Привычные рифмы и размеры стали восприниматься как нечто архаическое, они никому не интересны. Но разве в силлабо-тонике всё исчерпано? Разве русская поэзия всё сказала? Кушнер — пережиток, а Бродский довольно скучен? В живописи вот произошёл некий отказ от фигуративности и эти эксперименты давали развитие, но когда вдруг обнаружилось, что многие художники разучились рисовать, это стало уже трагично. Мне кажется, в поэзии произошло примерно то же самое. Я понимаю, когда отказ от чего-то осознанный и взамен предлагается другая палитра. Но когда в поэзии нет элементарных навыков, а написанное выдаётся за современное и эпатажное, это большая проблема.

— И что с этим делать?

— То же, что делали поэты во все времена и эпохи, — писать стихи, которые задевают сердца и сознание читателей. И важнее всего — найти того, кто ощущает твоё слово, как своё, это будет незаменимым и для поэта, и для читателя.

— А нужен ли поэту наставник?

— Мне повезло, обучаясь в МГУ, я попал в знаменитую поэтическую студию Игоря Волгина. Молодому поэту нужна профессиональная критика. Нам на орехи доставалось, порой безжалостно, жёстко, но это помогало воспитать вкус, понять отношение к предшественникам, определить, в какой поэтической струе ты оказался. А ещё нужна аудитория, которой ты читаешь и благодаря которой чувствуешь своё слово, что тоже в студии было. Игорь Леонидович столько шишек себе набил за то, что приводил диссиденствующих или запрещённых. И пусть он не учил писать, но найти себя помогала атмосфера.

Андрей Вознесенский: собирал стадионы, оставаясь при этом чистым и наивным

Роман души

— Вы можете назвать «Поиск адресата» новым этапом в своей поэтической жизни?

— Хочется думать, что это так по нескольким причинам. Во-первых, это самая структурированная из моих книг. Писал стихи лет восемь, а когда взглянул на этот материал, то увидел, что есть какие-то сквозные темы, совпадения настроений разновременных, определённых мотивов. И попытался структурировать. По сути, это квази- метароман в стихах, роман души с окружающим миром. Я постарался подать стихи не разрозненным собранием, а сложить их так, чтобы это вело к попытке ответов — из чего стих рождается и почему даруется.

Вот раздел «Предметы и сюжеты». Казалось, со времён акмеизма и после Кушнера нового не изобрести. Но для меня важно, что предметный мир и рождаемый им ассоциативный ряд у каждого свой, своя цепочка связи предмета с сознанием и душой у каждого человека, но в чём-то мы все здесь похожи. Какая-то царапина или отбитая ручка чашки — уже сюжет, который возвращает нас в какие-то воспоминания.

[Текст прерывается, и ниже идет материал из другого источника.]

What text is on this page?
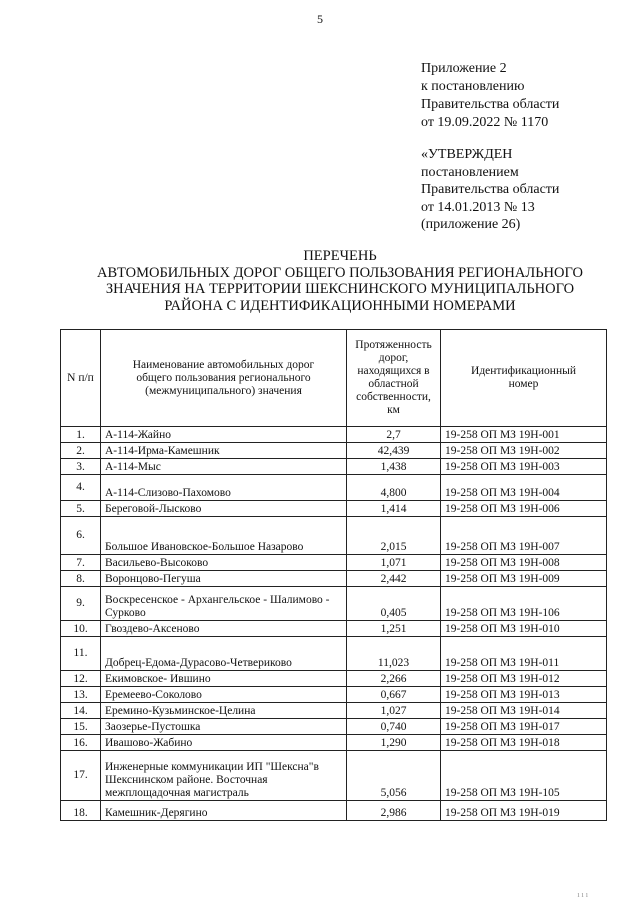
5
Приложение 2
к постановлению
Правительства области
от 19.09.2022 № 1170
«УТВЕРЖДЕН
постановлением
Правительства области
от 14.01.2013 № 13
(приложение 26)
ПЕРЕЧЕНЬ
АВТОМОБИЛЬНЫХ ДОРОГ ОБЩЕГО ПОЛЬЗОВАНИЯ РЕГИОНАЛЬНОГО
ЗНАЧЕНИЯ НА ТЕРРИТОРИИ ШЕКСНИНСКОГО МУНИЦИПАЛЬНОГО
РАЙОНА С ИДЕНТИФИКАЦИОННЫМИ НОМЕРАМИ
N п/п	Наименование автомобильных дорог общего пользования регионального (межмуниципального) значения	Протяженность дорог, находящихся в областной собственности, км	Идентификационный номер
1.	А-114-Жайно	2,7	19-258 ОП МЗ 19Н-001
2.	А-114-Ирма-Камешник	42,439	19-258 ОП МЗ 19Н-002
3.	А-114-Мыс	1,438	19-258 ОП МЗ 19Н-003
4.	А-114-Слизово-Пахомово	4,800	19-258 ОП МЗ 19Н-004
5.	Береговой-Лысково	1,414	19-258 ОП МЗ 19Н-006
6.	Большое Ивановское-Большое Назарово	2,015	19-258 ОП МЗ 19Н-007
7.	Васильево-Высоково	1,071	19-258 ОП МЗ 19Н-008
8.	Воронцово-Пегуша	2,442	19-258 ОП МЗ 19Н-009
9.	Воскресенское - Архангельское - Шалимово - Сурково	0,405	19-258 ОП МЗ 19Н-106
10.	Гвоздево-Аксеново	1,251	19-258 ОП МЗ 19Н-010
11.	Добрец-Едома-Дурасово-Четвериково	11,023	19-258 ОП МЗ 19Н-011
12.	Екимовское- Ившино	2,266	19-258 ОП МЗ 19Н-012
13.	Еремеево-Соколово	0,667	19-258 ОП МЗ 19Н-013
14.	Еремино-Кузьминское-Целина	1,027	19-258 ОП МЗ 19Н-014
15.	Заозерье-Пустошка	0,740	19-258 ОП МЗ 19Н-017
16.	Ивашово-Жабино	1,290	19-258 ОП МЗ 19Н-018
17.	Инженерные коммуникации ИП "Шексна"в Шекснинском районе. Восточная межплощадочная магистраль	5,056	19-258 ОП МЗ 19Н-105
18.	Камешник-Дерягино	2,986	19-258 ОП МЗ 19Н-019
ı ı ı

Или раздел «Маршрутом сквозняков». Вы открываете форточку где-то на даче, в отеле, на море или в горах — и к вам врывается совсем иной мир — вечности. И вы просквожены этим пространством, временем. И следом глава «Перемещение лиц» — этот раздел переплетается в моём понимании с ещё одним любимым делом — фотографией. Ты — перемещённое лицо, т.е. чужой, но осваиваешь мир, который в чём-то становится твоим, и в то же время острее адресуешься к тому, что оставил. И ещё открываешь в себе нечто новое в непривычном месте.

Здесь есть раздел «Приснившийся роман» — это стихи о любви. Но любовь всегда что-то настолько же придуманное, насколько происходящее в реальности. Вы всегда додумываете, допридумываете предмет своей страсти, любви, чувства, поэтому любовный роман — он как будто приснившийся.

Для меня важными были и какие-то географические пространства — очень чёткие, даже автобиографичные. Поэтому появился раздел «КОМПРОС и ВТОРЧЕРМЕТ». ВТОРЧЕРМЕТ — район в Екатеринбурге, а КОМПРОС — Комсомольский проспект в Перми, где я родился. И эти координатные вещи привязаны к конкретным людям, друзьям, ощущениям молодости. Вот такого рода стихи и попали сюда.

Далее раздел «Фотография рядом была…» — об упущенном шансе, о несделанном шаге. У меня был товарищ, замечательный фотограф. И вот иногда показываешь ему снимок, а он говорит: «Ну, что же ты на шаг не сместился? Фотография рядом была». И это метафора всей нашей жизни, где часто мы в одном шаге от главного, но не сделали этот. Почему? Есть в книге очень для меня тяжёлые, но значимые страницы в разделе «Научитесь жить без меня». Это и об ушедших родителях, и о мире, который хочется оставить детям. Есть и другие разделы — все их я попытался увязать в цепочку, и, каким-то образом закольцевав, сделать книгой.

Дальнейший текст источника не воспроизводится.